Im posting it on vimeo very soon


----------



## slyder (Jan 18, 2010)

cool a bunch of buddies just doing shiat. Tasteful special effects as well.


----------



## atr3yu (Feb 15, 2012)

Blocked in Canada due to EMI rights...... lame.


----------



## jbernste03 (Aug 20, 2012)

*enable play on moble*

Says you haven't enabled viewing on mobile


----------



## l burke l (Mar 1, 2009)

https://vimeo.com/52798500 for Canada and Germany.


----------



## jbernste03 (Aug 20, 2012)

*What video settings*

This was killer! was this shot with 720 at 60fps or 120fps?

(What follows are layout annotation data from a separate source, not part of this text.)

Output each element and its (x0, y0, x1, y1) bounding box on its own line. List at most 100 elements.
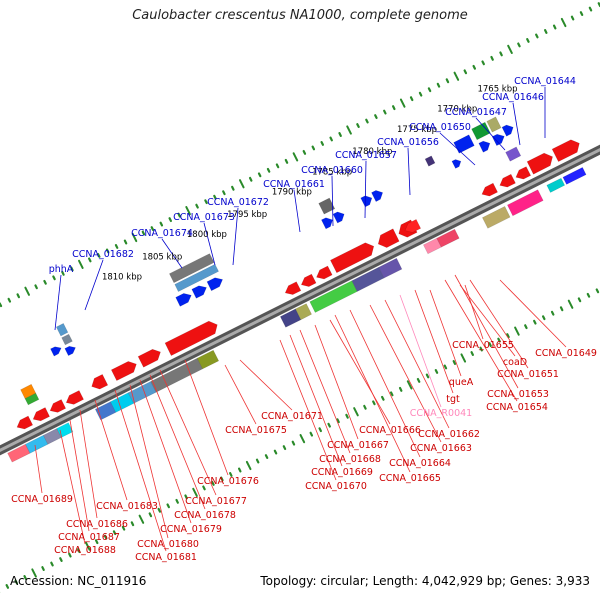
tick-mark (514, 326, 520, 336)
gene-feature (378, 257, 403, 279)
tick-mark (579, 11, 584, 17)
leader-line (59, 429, 86, 545)
gene-feature (284, 281, 302, 295)
tick-mark (103, 534, 108, 540)
tick-mark (168, 217, 173, 223)
leader-line (407, 147, 411, 196)
topology-text: Topology: circular; Length: 4,042,929 bp… (260, 574, 590, 588)
gene-feature (329, 242, 375, 274)
tick-mark (204, 199, 208, 205)
tick-mark (383, 109, 387, 115)
scale-label: 1805 kbp (142, 252, 182, 262)
gene-feature (501, 124, 514, 137)
tick-mark (533, 319, 537, 325)
gene-feature (137, 348, 161, 368)
leader-line (203, 222, 216, 266)
tick-mark (43, 279, 47, 285)
leader-line (399, 294, 442, 408)
tick-mark (184, 494, 188, 500)
gene-layer (7, 116, 587, 463)
gene-label: CCNA_01650 (409, 122, 471, 133)
tick-mark (141, 230, 146, 236)
tick-mark (52, 275, 56, 281)
tick-mark (14, 579, 19, 585)
gene-feature (491, 133, 505, 147)
tick-mark (245, 460, 252, 471)
tick-mark (282, 445, 287, 451)
gene-feature (164, 320, 218, 357)
tick-mark (257, 172, 262, 178)
gene-feature (316, 265, 333, 280)
gene-label: CCNA_01676 (197, 476, 259, 487)
tick-mark (543, 29, 548, 34)
leader-line (475, 117, 506, 151)
tick-mark (248, 176, 253, 182)
gene-feature (404, 218, 422, 233)
tick-mark (148, 512, 153, 518)
gene-label: CCNA_01678 (174, 510, 236, 521)
gene-feature (562, 166, 587, 185)
gene-label: tgt (446, 394, 460, 405)
gene-label: CCNA_01677 (185, 496, 247, 507)
tick-mark (560, 17, 567, 28)
tick-mark (460, 353, 467, 363)
leader-line (224, 364, 257, 425)
gene-feature (175, 293, 192, 307)
tick-mark (309, 431, 314, 437)
gene-feature (318, 197, 336, 215)
tick-mark (320, 141, 325, 146)
tick-mark (338, 132, 342, 137)
gene-label: CCNA_01679 (160, 524, 222, 535)
leader-line (79, 409, 98, 519)
leader-line (184, 359, 229, 476)
tick-mark (595, 288, 600, 294)
tick-mark (434, 369, 439, 374)
leader-line (369, 304, 442, 443)
tick-mark (70, 266, 74, 272)
tick-mark (61, 270, 65, 276)
tick-mark (266, 167, 271, 173)
tick-mark (479, 346, 483, 352)
scale-label: 1770 kbp (437, 105, 477, 115)
tick-mark (398, 386, 403, 392)
gene-feature (174, 263, 220, 293)
gene-feature (55, 322, 69, 337)
gene-feature (360, 195, 373, 208)
scale-label: 1795 kbp (227, 210, 267, 220)
gene-feature (64, 345, 76, 356)
gene-label: CCNA_01669 (311, 467, 373, 478)
leader-line (114, 389, 167, 552)
tick-mark (481, 60, 485, 66)
tick-mark (445, 78, 450, 84)
leader-line (331, 175, 334, 227)
leader-line (129, 384, 169, 539)
leader-line (94, 399, 128, 501)
accession-text: Accession: NC_011916 (10, 574, 147, 588)
leader-line (454, 274, 519, 389)
tick-mark (570, 15, 575, 21)
gene-label: CCNA_01661 (263, 179, 325, 190)
gene-label: CCNA_01646 (482, 92, 544, 103)
gene-label: CCNA_01657 (335, 150, 397, 161)
gene-label: CCNA_01672 (207, 197, 269, 208)
tick-mark (302, 149, 307, 155)
tick-mark (211, 480, 215, 486)
leader-line (469, 279, 529, 369)
leader-line (159, 369, 217, 496)
gene-feature (50, 346, 62, 357)
gene-feature (65, 390, 85, 405)
tick-mark (406, 380, 413, 390)
tick-mark (327, 422, 331, 428)
leader-line (349, 309, 421, 458)
tick-mark (150, 226, 155, 231)
tick-mark (526, 37, 530, 43)
tick-mark (175, 498, 179, 504)
tick-mark (488, 342, 492, 348)
tick-mark (78, 259, 84, 269)
gene-feature (16, 415, 34, 430)
tick-mark (499, 51, 503, 57)
leader-line (279, 339, 337, 481)
tick-mark (220, 476, 224, 482)
gene-label: phhA (49, 264, 74, 275)
tick-mark (507, 44, 513, 54)
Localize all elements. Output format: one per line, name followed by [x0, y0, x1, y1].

Also What editing software did you use??


----------



## scrill (Nov 8, 2011)

Nice edit. Just wondering how many days of footage did you shoot to make that?


----------



## mb889 (Feb 14, 2012)

Dude great vid. Every year my buddies and I always say we're gonna make one. I'm pumped now. I too would like to know your settings on the G pro.


----------



## hot-ice (Nov 6, 2011)

Nice video dude. Its great to see someone include in there video all the fun that they and their friends have. I'm curious to what settings you used for your gopro and what editing software you used.


----------



## dopamean (Nov 1, 2012)

Looks like you guys had a lot of fun!

I think it was @ 1:29 where the skier and boarder are going off the jump at the same time in super slow-mo, good shit!


----------



## cnesta (Oct 28, 2012)

Sick vid I'm deff learning fcpx this year 
Deff Inspirational and got me stoked to go ride I'm hitting 
The burton proto lab for a private tour and get to make a board 
Super stoked once in a lifetime op the we hit killington dec 7 can't wait!!!!


----------



## TMXMOTORSPORTS (Jun 10, 2009)

Great Job Again Guys.:thumbsup:


----------



## mrjimyjohn (Dec 18, 2010)

Another great edit, even fun to watch!

I can't wait much longer for snow


----------



## Taskmaster (May 16, 2012)

Best edit i've seen in ages mate, top top work!


----------